Data

Date:
02-07-1997
Country:
Netherlands
Number:
95/3311
Court:
Rb s'Gravenhage
Parties:
Vidamed AG v. A. Schmidt et al.

Keywords

SCOPE OF CISG - DISTRIBUTORSHIP AGREEMENT - NOT GOVERNED BY CISG

Abstract

A Dutch and a Swiss company concluded a framework agreement for the non exclusive distribution of certain products and on the same day, a sales contract of the same products. The framework contract on distribution contained no choice of law whereas the sales contract was to be governed by Swiss law. The sales contract contained elements of distribution as for instance the clause on non-exclusivity. The Dutch buyer claimed that the Swiss seller did not fulfil its obligations deriving from the distribution agreement and therefore refused to make payment for the sale. The seller sued for payment. In counterclaim, the buyer asked for the setting aside of the distribution agreement.

The Court stated that CISG does not apply to distributorship agreements. The framework contract could not be regarded as a sale because the most important elements of the sales contract were in fact laid down in the later contract. The seller's claim was rejected under the applicable domestic law.

Fulltext

[…]

Rb 's-Gravanhage

'in conventie en in voorwaardelijke reconventie

1. Tussen partijen staat als gesteld en niet (voldoende gemotiveerd) weersproken, deels blijkende uit de overgelegde stukken, het volgende vast.

1.1. Gedaagden sub 2 en 3 zijn vennoten van gedaagde sub 1 (hierna: "Schmidt").

1.2. Schmidt heeft op 28 maart 1995 met Vidamed een overeenkomst gesloten. Deze overeenkomst is schriftelijk vastgelegd in een formulier met de vermelding "opdracht" en een "Basisreglement voor de afwikkeling van een transactie". Beide documenten zijn door partijen ondertekend.

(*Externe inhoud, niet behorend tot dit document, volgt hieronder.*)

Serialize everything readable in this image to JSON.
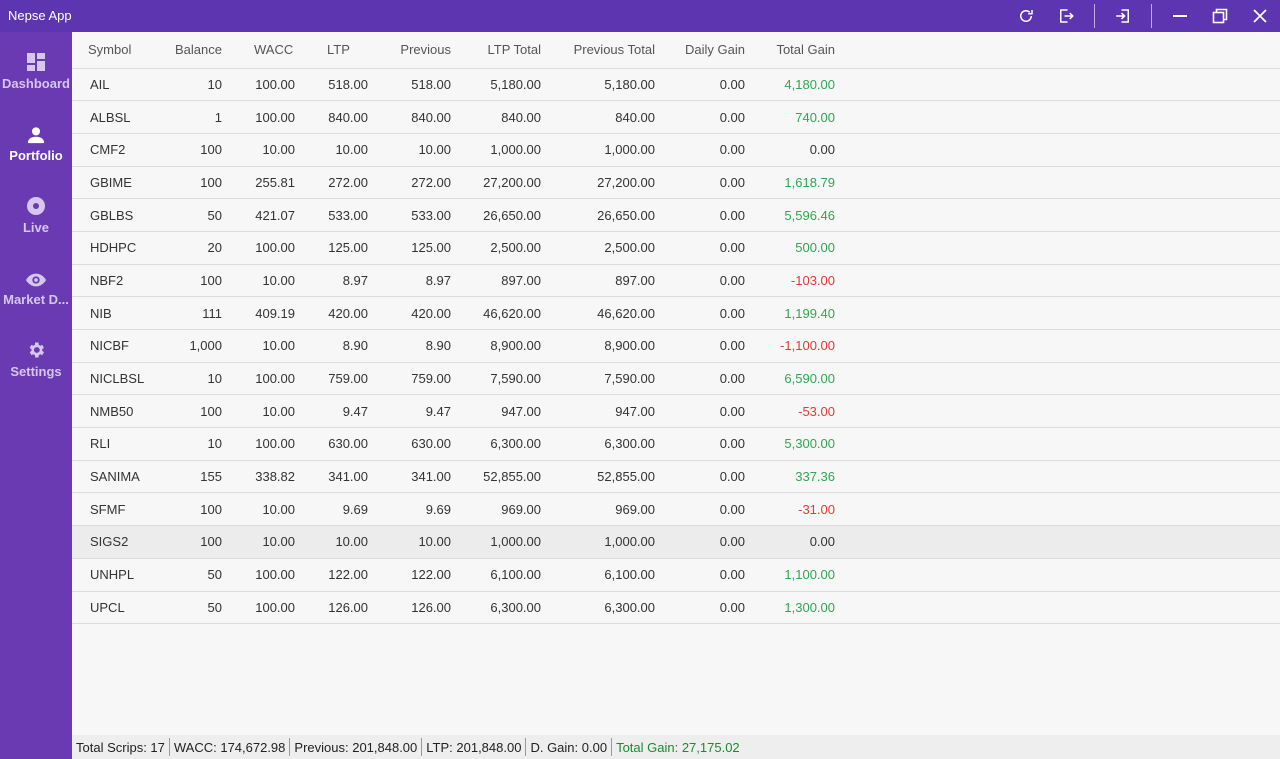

1.3. Uit de "Opdracht" blijkt dat partijen onder meer het volgende zijn overeengekomen:
- Hiernaast genoemd bedrijf (Rb.: Schmidt) is gemachtigd de ondervermelde produkten aan te bieden en te verkopen
- Een alleenverkoopsrecht, resp. een exclusiviteitsovereenkomst bestaat niet. Dit accepteert de koper uitdrukkelijk.
- Opdracht tot franco levering van de onder vermelde produkten en volgens de transaktie- en betalingsvoorwaarden vermeld op ommezijde.
- De eerste bestelling dient vooruit per cheque aan Vidamed AG voldaan te warden.
- Eventuele geschillen die uit dit verdrag voortkomen vallen onder de bepalingen van het Zwitsers Recht. De bevoegde rechtbank is in St. Gallen. De verkoper heeft het recht de koper ook in zijn woongebied gerechtelijk te vervolgen.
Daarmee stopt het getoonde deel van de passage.